Milano, storia di un laureato clochard a 28 anni

Ecco la storia di Andrea, laureato e diventato clochard a 28 anni in seguito ad un licenziamento


Si chiama Andrea, a soli 28 anni e dalla sera al mattino ha visto tutti i suoi sogni sfumare. Una storia che sembra avere dell’incredibile, ma invece è l’amara realtà. Dopo la laurea, l’assunzione in un grande multinazionale. In seguito il licenziamento che lo condanna alla vita da clochard. Lui però non vuole proprio saperne di gettare la spugna, così durante i pomeriggi si reca in biblioteca per mandare curriculum e cercare lavoro.

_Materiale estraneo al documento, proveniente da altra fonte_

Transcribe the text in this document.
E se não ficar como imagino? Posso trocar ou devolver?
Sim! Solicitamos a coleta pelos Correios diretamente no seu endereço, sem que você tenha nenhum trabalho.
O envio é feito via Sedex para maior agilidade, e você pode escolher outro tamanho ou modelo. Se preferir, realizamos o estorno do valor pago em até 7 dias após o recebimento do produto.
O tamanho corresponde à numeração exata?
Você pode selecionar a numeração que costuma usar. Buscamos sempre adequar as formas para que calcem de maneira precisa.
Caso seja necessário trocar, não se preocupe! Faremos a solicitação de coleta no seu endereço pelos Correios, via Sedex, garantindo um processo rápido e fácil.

Ecco quella che la vera storia di Andrea: “Dalla sera alla mattina, senza preavviso sono stato licenziato. È ancora tutto nelle mani del curatore fallimentare, non so se avrò mai una liquidazione“. Così Andrea, 28enne, laureato ed esperto in contabilità, racconta a Il Giorno la sua vita da senzatetto dopo aver perso il lavoro. Da maggio vive in piazza San Babila a Milano. Nei pomeriggio va in biblioteca per leggere e cercare un impiego. Vivere in strada ti cambia radicalmente- “L’aspetto più incredibile è che riscopri gli istinti più primitivi: il primo pensiero è mangiare, poi coprirsi e dormire. Non in dormitorio, però. Lì non mi sento sicuro“, spiega ancora a Il Giorno. “Nelle agenzie interinali mi dicono che ho troppe qualifiche per i mestieri che girano“, sottolinea il giovane.